After a software problem caused an inaccurate calculation of the town’s total valuation, the Peterborough Select Board voted to use $271,000 of the fund balance to keep the property tax rate at $22.35, which had previously been approved and sent forward to the state Department of Revenue Administration.

The error led the board to set the tax rate lower than it should have been, as it was based on an incorrect total valuation.

“We had discussed using the fund balance before, but we decided not to. This is a good example of why we do save fund balance for situations like this; we need it for when unexpected things come up,” said Select Board Chair Tyler Ward.

Town Administrator Nicole MacStay gave the board an explanation of how the miscalculation, which was caused by the transition to new tax database software developed by Vision Tax, occurred.

“The problem did not impact the assessed value of anyone’s home,” MacStay said. “The amount of the captured TIF (Tax Increment Finance district) value being deducted from the townโ€™s overall valuation and how that impact creates the tax rate was the only part of the formula that was wrong.”

According to MacStay and tax assessor Gretchen Rae, Vision Tax, the firm the town hired to move Peterborough to a new tax assessment database, had “no experience” converting data from the type of database Peterborough had been using.

MacStay said the town’s former database was older.

“The trouble they ran into was that our old and new systems don’t talk to one another. Vision thought they could apply a software conversion bridge they had previously used for a similar database, but then the error came up and it didn’t work,” MacStay said.

Rae told the board that Vision Tax “had been held accountable.”

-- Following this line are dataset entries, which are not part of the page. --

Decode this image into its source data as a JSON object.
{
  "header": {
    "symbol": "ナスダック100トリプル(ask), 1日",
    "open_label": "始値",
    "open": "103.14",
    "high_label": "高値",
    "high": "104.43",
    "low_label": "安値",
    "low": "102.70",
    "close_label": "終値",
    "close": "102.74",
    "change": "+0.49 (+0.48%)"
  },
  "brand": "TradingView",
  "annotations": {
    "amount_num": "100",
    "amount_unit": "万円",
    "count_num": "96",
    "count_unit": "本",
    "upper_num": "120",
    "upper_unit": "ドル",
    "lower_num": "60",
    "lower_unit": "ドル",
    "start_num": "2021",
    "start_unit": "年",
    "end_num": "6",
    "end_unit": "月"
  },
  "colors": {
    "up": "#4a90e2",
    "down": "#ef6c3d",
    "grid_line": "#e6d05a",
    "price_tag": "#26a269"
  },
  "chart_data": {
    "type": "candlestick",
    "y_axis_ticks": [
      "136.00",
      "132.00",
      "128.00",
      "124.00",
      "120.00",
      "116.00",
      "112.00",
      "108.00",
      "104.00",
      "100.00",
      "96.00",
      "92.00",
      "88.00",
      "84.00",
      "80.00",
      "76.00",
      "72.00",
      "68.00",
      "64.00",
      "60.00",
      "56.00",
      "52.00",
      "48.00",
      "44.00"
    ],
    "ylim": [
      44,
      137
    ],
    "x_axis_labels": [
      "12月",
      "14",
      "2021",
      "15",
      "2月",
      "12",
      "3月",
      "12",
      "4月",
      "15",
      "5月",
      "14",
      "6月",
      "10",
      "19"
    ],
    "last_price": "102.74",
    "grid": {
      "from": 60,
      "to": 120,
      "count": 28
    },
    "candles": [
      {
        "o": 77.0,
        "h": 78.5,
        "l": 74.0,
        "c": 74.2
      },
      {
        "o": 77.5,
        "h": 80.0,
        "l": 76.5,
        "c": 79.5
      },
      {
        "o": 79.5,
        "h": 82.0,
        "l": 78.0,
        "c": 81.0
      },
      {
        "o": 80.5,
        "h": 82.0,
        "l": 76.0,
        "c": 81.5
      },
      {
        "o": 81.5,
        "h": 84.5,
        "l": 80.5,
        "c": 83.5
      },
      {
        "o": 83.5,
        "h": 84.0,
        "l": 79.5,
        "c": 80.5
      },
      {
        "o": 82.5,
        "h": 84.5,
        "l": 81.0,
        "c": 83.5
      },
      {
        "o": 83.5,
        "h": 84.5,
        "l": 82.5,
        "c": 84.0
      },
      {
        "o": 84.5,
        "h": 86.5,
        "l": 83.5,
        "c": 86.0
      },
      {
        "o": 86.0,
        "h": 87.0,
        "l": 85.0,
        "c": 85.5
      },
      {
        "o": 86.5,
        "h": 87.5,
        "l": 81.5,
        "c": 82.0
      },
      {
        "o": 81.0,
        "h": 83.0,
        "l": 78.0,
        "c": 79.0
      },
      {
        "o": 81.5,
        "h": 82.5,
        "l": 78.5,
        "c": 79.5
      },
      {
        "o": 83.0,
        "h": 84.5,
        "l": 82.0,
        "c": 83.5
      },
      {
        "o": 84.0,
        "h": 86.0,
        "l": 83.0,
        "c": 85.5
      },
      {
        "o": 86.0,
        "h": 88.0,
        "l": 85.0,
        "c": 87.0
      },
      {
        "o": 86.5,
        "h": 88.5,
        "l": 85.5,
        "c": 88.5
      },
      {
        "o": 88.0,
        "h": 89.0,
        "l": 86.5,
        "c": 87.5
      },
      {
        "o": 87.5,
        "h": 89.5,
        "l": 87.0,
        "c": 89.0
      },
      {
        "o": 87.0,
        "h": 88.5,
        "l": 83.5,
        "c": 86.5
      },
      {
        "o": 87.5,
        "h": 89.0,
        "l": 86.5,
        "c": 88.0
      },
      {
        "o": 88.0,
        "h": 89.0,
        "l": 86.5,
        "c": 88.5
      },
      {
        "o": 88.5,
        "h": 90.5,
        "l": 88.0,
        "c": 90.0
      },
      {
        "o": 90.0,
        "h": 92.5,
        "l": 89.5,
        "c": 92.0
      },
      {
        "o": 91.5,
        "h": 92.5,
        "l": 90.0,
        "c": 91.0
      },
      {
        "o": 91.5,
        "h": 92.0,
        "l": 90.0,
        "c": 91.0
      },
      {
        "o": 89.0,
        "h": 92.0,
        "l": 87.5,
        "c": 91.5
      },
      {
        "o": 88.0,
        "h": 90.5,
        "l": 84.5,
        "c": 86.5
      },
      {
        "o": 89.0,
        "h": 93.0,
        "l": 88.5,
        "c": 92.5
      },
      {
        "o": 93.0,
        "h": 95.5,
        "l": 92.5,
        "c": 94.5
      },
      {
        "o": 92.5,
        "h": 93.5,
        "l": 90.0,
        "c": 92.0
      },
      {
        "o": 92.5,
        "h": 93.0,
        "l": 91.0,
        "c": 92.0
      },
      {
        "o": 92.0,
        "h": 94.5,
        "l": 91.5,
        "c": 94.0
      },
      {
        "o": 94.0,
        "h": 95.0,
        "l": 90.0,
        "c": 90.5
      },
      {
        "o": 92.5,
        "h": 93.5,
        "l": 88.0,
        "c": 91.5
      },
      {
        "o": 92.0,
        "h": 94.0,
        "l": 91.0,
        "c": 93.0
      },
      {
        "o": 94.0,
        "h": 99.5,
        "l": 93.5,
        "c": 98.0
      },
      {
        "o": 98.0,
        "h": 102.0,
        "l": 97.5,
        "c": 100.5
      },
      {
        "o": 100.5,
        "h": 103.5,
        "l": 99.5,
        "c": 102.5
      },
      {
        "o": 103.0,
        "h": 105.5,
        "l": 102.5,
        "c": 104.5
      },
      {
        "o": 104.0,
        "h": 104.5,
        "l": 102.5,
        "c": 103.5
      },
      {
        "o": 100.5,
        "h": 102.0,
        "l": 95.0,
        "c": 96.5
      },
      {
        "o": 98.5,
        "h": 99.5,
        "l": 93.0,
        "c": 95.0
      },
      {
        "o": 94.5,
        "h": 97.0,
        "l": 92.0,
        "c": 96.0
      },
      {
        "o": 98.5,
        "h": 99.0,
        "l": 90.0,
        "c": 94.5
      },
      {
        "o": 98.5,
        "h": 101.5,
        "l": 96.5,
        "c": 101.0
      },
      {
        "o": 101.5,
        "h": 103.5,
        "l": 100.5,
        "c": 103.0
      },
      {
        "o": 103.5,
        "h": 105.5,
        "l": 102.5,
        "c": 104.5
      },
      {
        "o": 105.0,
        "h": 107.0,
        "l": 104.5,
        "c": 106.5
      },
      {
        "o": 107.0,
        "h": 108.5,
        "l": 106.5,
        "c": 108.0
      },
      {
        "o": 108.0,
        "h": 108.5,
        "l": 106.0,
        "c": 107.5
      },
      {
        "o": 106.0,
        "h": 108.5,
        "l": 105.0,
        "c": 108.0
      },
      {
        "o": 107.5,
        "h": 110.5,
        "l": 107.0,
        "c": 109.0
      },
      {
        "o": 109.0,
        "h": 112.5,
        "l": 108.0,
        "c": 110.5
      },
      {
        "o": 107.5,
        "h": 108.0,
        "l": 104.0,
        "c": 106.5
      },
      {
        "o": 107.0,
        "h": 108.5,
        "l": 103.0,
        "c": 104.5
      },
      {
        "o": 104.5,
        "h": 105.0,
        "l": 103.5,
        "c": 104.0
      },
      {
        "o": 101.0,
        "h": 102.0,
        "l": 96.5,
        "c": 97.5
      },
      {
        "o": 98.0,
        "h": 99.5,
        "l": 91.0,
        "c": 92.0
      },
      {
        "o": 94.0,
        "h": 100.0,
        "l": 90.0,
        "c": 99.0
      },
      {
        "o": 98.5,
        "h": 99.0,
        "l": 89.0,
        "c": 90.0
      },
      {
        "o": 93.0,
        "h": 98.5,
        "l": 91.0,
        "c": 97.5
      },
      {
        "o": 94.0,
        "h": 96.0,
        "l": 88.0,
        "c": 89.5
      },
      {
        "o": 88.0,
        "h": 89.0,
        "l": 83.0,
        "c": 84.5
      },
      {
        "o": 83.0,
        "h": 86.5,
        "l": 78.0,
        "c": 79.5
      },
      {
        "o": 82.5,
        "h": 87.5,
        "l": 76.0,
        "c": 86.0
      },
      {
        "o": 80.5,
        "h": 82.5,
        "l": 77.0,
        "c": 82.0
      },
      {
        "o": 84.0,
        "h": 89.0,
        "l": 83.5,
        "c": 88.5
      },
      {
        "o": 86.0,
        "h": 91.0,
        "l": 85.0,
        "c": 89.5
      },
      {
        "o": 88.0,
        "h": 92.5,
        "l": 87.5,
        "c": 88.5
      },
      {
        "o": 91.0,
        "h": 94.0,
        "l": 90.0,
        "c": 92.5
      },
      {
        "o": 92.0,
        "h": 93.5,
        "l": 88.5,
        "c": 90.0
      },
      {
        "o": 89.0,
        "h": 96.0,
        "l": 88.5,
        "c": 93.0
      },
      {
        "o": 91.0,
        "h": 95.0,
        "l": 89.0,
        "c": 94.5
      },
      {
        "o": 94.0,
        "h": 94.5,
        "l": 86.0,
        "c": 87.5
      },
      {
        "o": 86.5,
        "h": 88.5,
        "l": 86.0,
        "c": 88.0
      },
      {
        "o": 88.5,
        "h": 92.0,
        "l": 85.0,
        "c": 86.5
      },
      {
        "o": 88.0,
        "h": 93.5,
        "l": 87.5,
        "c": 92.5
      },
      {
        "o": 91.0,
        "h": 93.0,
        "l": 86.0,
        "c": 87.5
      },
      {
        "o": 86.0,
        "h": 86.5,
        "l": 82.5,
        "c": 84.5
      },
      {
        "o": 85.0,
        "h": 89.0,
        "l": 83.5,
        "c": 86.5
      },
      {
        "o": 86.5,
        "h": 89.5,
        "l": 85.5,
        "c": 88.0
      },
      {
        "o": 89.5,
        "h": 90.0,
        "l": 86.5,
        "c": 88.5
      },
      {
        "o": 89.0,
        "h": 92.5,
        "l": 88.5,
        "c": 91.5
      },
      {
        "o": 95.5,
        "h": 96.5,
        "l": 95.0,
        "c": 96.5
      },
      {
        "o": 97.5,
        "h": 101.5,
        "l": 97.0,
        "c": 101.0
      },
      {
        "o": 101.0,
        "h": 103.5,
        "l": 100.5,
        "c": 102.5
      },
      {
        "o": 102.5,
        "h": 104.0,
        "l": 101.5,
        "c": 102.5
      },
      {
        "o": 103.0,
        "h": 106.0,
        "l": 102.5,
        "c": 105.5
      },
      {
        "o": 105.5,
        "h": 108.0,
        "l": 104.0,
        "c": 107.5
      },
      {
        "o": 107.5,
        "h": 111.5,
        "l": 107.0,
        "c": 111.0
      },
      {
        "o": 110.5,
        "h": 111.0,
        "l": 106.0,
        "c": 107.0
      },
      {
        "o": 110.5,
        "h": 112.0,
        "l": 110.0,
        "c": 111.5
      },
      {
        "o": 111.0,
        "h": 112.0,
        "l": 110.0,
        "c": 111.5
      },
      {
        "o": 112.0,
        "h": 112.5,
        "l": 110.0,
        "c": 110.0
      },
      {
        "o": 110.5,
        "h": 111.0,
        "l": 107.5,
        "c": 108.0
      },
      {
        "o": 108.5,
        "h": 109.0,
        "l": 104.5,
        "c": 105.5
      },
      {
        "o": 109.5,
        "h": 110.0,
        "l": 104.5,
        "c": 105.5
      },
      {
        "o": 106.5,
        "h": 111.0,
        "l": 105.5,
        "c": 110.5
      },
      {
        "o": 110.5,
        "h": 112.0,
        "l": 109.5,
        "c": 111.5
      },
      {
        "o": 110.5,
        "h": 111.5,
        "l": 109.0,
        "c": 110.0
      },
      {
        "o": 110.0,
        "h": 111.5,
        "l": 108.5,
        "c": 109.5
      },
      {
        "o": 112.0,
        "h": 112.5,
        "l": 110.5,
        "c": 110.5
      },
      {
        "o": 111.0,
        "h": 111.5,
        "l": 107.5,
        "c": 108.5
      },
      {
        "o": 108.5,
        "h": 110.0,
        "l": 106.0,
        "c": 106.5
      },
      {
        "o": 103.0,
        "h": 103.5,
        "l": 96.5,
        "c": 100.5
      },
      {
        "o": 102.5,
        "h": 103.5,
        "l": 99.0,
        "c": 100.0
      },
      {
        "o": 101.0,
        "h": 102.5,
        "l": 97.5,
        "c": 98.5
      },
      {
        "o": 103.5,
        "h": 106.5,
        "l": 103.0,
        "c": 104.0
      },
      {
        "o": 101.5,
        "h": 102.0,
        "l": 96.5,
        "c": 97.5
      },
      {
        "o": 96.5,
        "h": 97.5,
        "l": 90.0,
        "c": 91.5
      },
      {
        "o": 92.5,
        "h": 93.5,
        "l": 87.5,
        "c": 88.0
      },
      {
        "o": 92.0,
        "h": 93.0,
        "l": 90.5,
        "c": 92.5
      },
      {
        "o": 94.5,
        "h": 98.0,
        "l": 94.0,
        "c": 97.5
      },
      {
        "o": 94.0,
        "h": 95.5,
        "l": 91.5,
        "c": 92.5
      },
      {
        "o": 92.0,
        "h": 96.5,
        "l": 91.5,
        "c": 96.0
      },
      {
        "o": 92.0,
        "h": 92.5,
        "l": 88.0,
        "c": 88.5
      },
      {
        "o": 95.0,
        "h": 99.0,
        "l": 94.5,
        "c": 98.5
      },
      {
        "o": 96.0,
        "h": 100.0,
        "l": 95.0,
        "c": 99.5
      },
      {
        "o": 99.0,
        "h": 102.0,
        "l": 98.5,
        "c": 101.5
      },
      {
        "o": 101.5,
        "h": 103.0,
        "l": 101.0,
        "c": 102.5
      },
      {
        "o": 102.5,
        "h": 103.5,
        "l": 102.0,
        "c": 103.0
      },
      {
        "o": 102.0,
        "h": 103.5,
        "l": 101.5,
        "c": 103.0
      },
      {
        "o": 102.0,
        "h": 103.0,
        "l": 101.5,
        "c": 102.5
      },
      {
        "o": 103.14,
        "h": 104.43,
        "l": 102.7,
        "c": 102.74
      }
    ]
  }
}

“This was part of the contract and they were responsible for this. The town paid for the project to be compete and accurate and it wasn’t,” Rae said.

Rae said Vision had sent a team to Peterborough to assist the tax department in addressing the error.

In 2024, the property tax rate for a home valued at $400,000 in Peterborough was $32.50 per $1,000, or a tax assessment of $13,000.

In 2025, after a town-wide revaluation which raised the assessed value of most homes, the tax rate was initially set at $22.35 per $1,000 of value, or a tax assessment of $8,940.

The rate of home value appraisals varies depending on property location, size, condition, and local real estate market fluctuations.